一際奥まった場所であり、辺りに部屋は見当たらない。まるで隠し部屋のようにひっそりと佇んでいる扉がそこにあった。
扉に近づくとプレートが下げられており、「関係者以外立ち入り禁止」の一文が赤文字で書かれている。
水無月は辺りを窺いながら持参した鍵を使って解錠、室内へと素早く誘導した。
「早く入って」
二人して滑りこむように入室すると、扉を静かに閉めた水無月が室内の電気を点ける。
「おぉ……」
見回したそこは、壁に沿って本棚が並べられた二十畳ほどの書室であった。
部屋の中央には小さなテーブルと椅子が備えられており、一つだけ取り付けられている蛍光灯が室内を寒々しく照らしていた。

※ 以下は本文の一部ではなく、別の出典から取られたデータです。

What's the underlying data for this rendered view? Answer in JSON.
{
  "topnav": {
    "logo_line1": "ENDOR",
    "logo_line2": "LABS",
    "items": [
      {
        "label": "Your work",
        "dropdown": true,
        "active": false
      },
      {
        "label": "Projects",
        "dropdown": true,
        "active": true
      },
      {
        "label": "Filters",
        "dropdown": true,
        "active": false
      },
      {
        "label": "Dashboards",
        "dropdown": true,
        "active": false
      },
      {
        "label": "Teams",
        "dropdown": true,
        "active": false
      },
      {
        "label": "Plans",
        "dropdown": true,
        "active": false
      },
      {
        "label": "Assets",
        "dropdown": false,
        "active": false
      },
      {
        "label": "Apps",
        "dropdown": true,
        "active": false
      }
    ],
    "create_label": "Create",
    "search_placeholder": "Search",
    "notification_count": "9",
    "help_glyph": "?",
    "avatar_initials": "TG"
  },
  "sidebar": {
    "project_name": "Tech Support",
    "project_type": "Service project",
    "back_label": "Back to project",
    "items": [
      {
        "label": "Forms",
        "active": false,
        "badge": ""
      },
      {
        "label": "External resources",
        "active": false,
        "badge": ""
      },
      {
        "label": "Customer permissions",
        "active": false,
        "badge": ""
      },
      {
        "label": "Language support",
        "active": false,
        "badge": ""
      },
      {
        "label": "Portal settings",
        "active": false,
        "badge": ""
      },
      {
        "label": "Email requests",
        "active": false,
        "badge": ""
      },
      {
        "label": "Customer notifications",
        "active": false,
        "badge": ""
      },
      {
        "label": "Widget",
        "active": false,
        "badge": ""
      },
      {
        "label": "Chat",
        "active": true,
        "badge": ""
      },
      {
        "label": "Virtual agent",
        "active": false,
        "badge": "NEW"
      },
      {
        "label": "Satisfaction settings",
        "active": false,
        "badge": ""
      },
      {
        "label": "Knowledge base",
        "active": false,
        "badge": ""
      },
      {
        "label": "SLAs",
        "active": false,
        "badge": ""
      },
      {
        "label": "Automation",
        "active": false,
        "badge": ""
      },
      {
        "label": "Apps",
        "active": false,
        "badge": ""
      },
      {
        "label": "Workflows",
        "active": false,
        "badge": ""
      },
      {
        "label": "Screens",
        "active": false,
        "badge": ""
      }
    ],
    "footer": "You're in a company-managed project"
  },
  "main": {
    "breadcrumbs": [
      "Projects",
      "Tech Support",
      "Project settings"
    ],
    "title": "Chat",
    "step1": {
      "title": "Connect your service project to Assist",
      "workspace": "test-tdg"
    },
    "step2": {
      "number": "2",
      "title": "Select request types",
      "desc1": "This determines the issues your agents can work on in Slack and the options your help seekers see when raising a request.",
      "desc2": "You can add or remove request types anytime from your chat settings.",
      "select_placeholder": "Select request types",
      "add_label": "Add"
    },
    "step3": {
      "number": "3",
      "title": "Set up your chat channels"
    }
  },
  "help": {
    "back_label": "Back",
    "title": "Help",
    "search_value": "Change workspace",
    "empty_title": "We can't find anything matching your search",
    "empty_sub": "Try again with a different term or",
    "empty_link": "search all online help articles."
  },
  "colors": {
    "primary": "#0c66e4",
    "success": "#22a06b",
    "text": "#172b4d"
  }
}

窓がなく、薄暗さや打ちっぱなしのコンクリもあってか、映画で見る刑務所のような空間に思えた。
カビ臭さも陰湿さに拍車をかけている。
棚に近づくと古めかしい書籍がずらりと収められていた。
一つの本を抜いて中身を見ると、目次からして期待が持てる事柄が書かれている。
『神州村環境報告書』
間違いなく、神州村の秘密がこの特別室に集結していると思える文言だ。
期待と興奮で血がたぎり、水無月がいるにも関わらず呼吸が荒くなった。
いかんいかん。水無月に変態の烙印を押されてしまう。
俺は口元を抑えながら水無月に振り返った。
「悪いな水無月。早速調べさせて――」
振り返ったそこには、ロングヘアを広げた見目麗しい水無月の姿は――なかった。